On‑call engineering: Anderson said the city solicited on‑call municipal airport engineering services and received six expressions of interest but only one formal application: Century West. He asked for two committee volunteers to help score the single application to remain legally compliant. Anderson said Century West has previously provided responsive services, including FAA reporting and environmental documentation.

AWOS long‑term support: Anderson said Century West contacted peer airports and found an example for AWOS‑3 PT maintenance in Florence, Oregon, where annual support reportedly runs about $6,233 and unplanned site visits cost about $1,780. Anderson said that figure is far lower than earlier estimates the committee had heard and would be a more feasible annual cost if the city pursued a new AWOS receiver and maintenance contract.

Hangar development: Committee members raised questions about the airport development plan and recent hangar approvals.
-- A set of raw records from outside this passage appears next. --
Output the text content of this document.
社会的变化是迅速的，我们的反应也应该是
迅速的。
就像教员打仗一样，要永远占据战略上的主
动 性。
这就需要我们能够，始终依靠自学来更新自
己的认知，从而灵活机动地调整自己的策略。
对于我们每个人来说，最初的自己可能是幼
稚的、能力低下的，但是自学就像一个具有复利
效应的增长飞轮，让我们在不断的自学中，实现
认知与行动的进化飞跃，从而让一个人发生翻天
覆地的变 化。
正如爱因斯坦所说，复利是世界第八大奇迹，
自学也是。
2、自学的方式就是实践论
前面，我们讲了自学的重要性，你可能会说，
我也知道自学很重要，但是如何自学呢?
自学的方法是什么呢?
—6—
One committee member said a previously posted development plan appeared to have been removed and that building approvals had taken up to a year. Anderson said the plan may exist in Century West files and recommended the committee ask Century West to bring any development plan documentation on the Aug. 26 visit. He proposed preparing a one‑page hangar‑development flyer answering common questions about permitting, locations, costs and procedures.

Other items: Anderson reported the city received its aviation general liability insurance certificate for another year and asked the committee for volunteers to help score the on‑call engineering application. He also said Century West or the city would act as the contracting intermediary for any maintenance agreement and that records from maintenance visits would be returned to the FAA as required.

The committee scheduled interviews for four applicants to fill one vacancy on the advisory committee for Sept. 3 and set the next regular meeting for Sept. 18. No formal procurement awards or ordinances were adopted at the meeting; staff will return with application scores, development‑plan materials and any contractual documents for committee review.